I’ve been on the spiritual/philosophical/self improvement bender for a long time. I think I picked up my first illuminating tome some 20 years ago. Since then I would have read nearly every book in the genre/s. The thing is, you can read a thousand great ideas, but if you don’t implement the knowledge into your daily life, then you may have well read none of it.
Over the years I’ve chipped away, revealing a better person inside, some years there have been setbacks, and others have been truly rewarding in terms of growth, even if often, those years have been the ones that have also been the hardest in terms of life experiences delivered.
Here’s the thing about being proud of yourself. It doesn’t mean smug or arrogant or holier than thou. It doesn’t mean that you believe yourself to have arrived at some great pedestal where now there is no more work left to do. It doesn’t mean that all your faults magically disappear.
To be proud of yourself means taking a moment to acknowledge how far you have come, how well you have done. You can take this exercise to your desk and write a list that includes all your achievements back to grade school or instead, like me, you can reflect a little, read back over the year that’s been and acknowledge those moments that you behaved better, thought better, reacted better, achieved, helped, grown.
And then, if you’re like me, you will write a list of all the things you want to do next. But don’t be hasty, don’t overlook this moment of quiet glow inside. Feel it in your heart, hold it there and smile. Because when you love yourself, you overflow onto others.
When you love yourself, you go easier on those around you. Think of the meanest person you know, now think about how they would be if they truly loved themselves, were proud of themselves – most meanness comes from a lack of self esteem and feelings of unworthiness. Why else would they want to pull us happy people down there with them?

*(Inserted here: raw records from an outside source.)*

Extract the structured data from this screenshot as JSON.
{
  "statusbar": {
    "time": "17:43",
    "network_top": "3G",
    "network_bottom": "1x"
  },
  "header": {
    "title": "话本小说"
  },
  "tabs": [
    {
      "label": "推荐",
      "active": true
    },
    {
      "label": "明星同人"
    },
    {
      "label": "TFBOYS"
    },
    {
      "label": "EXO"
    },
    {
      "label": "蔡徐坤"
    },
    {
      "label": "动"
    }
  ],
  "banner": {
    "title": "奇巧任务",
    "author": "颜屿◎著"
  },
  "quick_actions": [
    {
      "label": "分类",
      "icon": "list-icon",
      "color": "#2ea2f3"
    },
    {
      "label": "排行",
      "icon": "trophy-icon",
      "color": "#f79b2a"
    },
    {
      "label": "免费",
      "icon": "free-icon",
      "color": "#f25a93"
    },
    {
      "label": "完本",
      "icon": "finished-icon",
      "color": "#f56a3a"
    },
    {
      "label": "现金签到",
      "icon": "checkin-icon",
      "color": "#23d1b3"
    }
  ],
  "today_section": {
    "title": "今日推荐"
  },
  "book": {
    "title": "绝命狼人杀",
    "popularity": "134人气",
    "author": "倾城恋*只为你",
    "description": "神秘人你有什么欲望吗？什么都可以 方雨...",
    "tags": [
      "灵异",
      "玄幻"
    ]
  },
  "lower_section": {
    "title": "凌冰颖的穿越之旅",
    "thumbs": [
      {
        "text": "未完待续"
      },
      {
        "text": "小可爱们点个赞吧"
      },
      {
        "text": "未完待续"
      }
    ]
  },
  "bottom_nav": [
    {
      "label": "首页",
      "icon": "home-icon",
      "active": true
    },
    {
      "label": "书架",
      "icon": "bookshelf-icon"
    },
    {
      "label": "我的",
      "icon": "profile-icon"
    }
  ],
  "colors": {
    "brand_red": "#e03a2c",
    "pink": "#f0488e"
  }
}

If you are grateful and proud of yourself then you are automatically kind and gracious to those around you. Lack breeds envy, judgement, criticism and small spiteful behaviour.
The word pride often has negative connotations, but when it leads to increased self esteem and self respect, I really don’t think it is.
I hope this post encourages you to find a couple of ways that you have achieved something that you are proud of this year. If not, there is always 2022 and it’s just around the corner.
We are all works in progress, but if we continue to always look at what needs fixing, instead of acknowledging achievements we are proud of, then our experience is constantly racing and grasping. Our mindset becomes dissatisfaction and want. Instead, stop, be content, sit in the sun on this mountain you are climbing and enjoy the view for a moment. It will give you fresh energy and enthusiasm to keep going.